By the way, there is no Daylight Savings Time in Iceland because—duh!—it’s the Land of the Midnight Sun, and it remains light at all hours.
One way I managed this was to take GoEcco’s Haunted Walk of Reykjavik. From my readings in the Medieval Sagas, I was already interested in Icelandic ghosts, so it was a natural for me. I was fortunate that the walk was given by a historian familiar with the Sagas (shown below).

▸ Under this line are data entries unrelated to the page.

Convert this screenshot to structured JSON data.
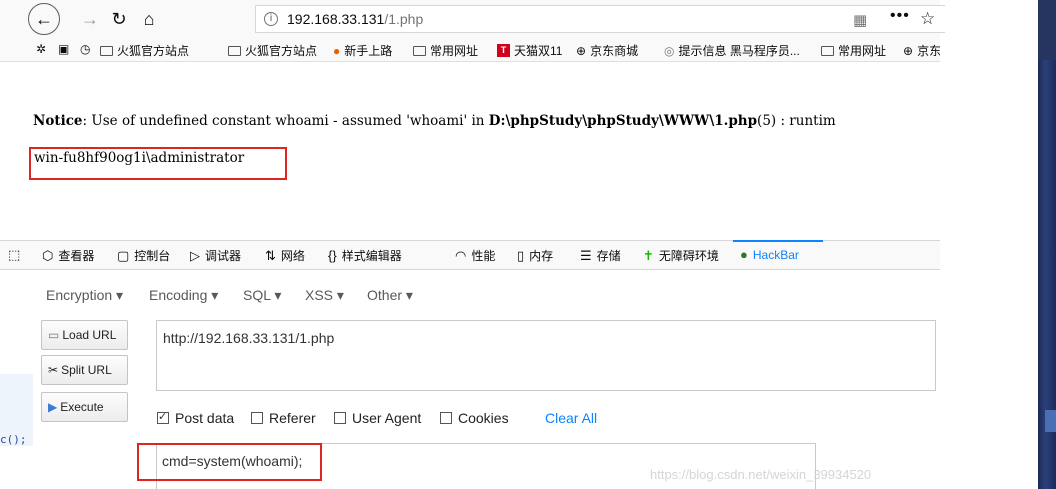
{
  "browser": {
    "url_host": "192.168.33.131",
    "url_path": "/1.php",
    "info_icon": "i",
    "bookmarks": [
      {
        "icon": "gear-icon",
        "label": ""
      },
      {
        "icon": "screenshot-icon",
        "label": ""
      },
      {
        "icon": "history-icon",
        "label": ""
      },
      {
        "icon": "folder-icon",
        "label": "火狐官方站点"
      },
      {
        "icon": "folder-icon",
        "label": "火狐官方站点"
      },
      {
        "icon": "firefox-icon",
        "label": "新手上路"
      },
      {
        "icon": "folder-icon",
        "label": "常用网址"
      },
      {
        "icon": "tmall-icon",
        "label": "天猫双11"
      },
      {
        "icon": "globe-icon",
        "label": "京东商城"
      },
      {
        "icon": "info-icon",
        "label": "提示信息 黑马程序员..."
      },
      {
        "icon": "folder-icon",
        "label": "常用网址"
      },
      {
        "icon": "globe-icon",
        "label": "京东"
      }
    ],
    "tmall_glyph": "T"
  },
  "page": {
    "notice_label": "Notice",
    "notice_text_1": ":  Use of undefined constant whoami - assumed 'whoami' in ",
    "notice_path": "D:\\phpStudy\\phpStudy\\WWW\\1.php",
    "notice_text_2": "(5) : runtim",
    "output": "win-fu8hf90og1i\\administrator"
  },
  "devtools": {
    "tabs": [
      "查看器",
      "控制台",
      "调试器",
      "网络",
      "样式编辑器",
      "性能",
      "内存",
      "存储",
      "无障碍环境",
      "HackBar"
    ]
  },
  "hackbar": {
    "menus": [
      "Encryption ▾",
      "Encoding ▾",
      "SQL ▾",
      "XSS ▾",
      "Other ▾"
    ],
    "buttons": {
      "load": "Load URL",
      "split": "Split URL",
      "execute": "Execute"
    },
    "url_value": "http://192.168.33.131/1.php",
    "checkboxes": [
      {
        "label": "Post data",
        "checked": true
      },
      {
        "label": "Referer",
        "checked": false
      },
      {
        "label": "User Agent",
        "checked": false
      },
      {
        "label": "Cookies",
        "checked": false
      }
    ],
    "clear_all": "Clear All",
    "post_value": "cmd=system(whoami);"
  },
  "side": {
    "left_code": "c();"
  },
  "watermark": "https://blog.csdn.net/weixin_39934520",
  "colors": {
    "highlight": "#e02424",
    "accent": "#0a84ff"
  }
}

One of the places we visited was Fossvogur Cemetery near the University. Our guide told us an interesting story about an old Icelandic custom:
Icelandic folk beliefs hold that the first person to be buried in a cemetery will be its ’guardian’ and that the body will not rot but serve to watch over those arriving later. In Fossvogur the ‘guardian’ is Gunnar Hinriksson, a weaver, buried there on 2nd September 1932.
The tombstone of the cemetery guardian contains the image of a lit oil lamp as shown in the top photograph. Now, not everyone wanted their loved ones to serve as the guardian of the cemetery for all time; and, in fact, a number of people who died prior to 1932 were buried there.
Fossvogur is one of two cemeteries I visited in Iceland. The other was on Heimaey in the Westman Islands. I remembered videos of the 1973 eruption of the volcano Eldfell that showed a fall of ash and lava that covered the cemetery to a depth of several feet. It was cleaned up and is now in immaculate condition.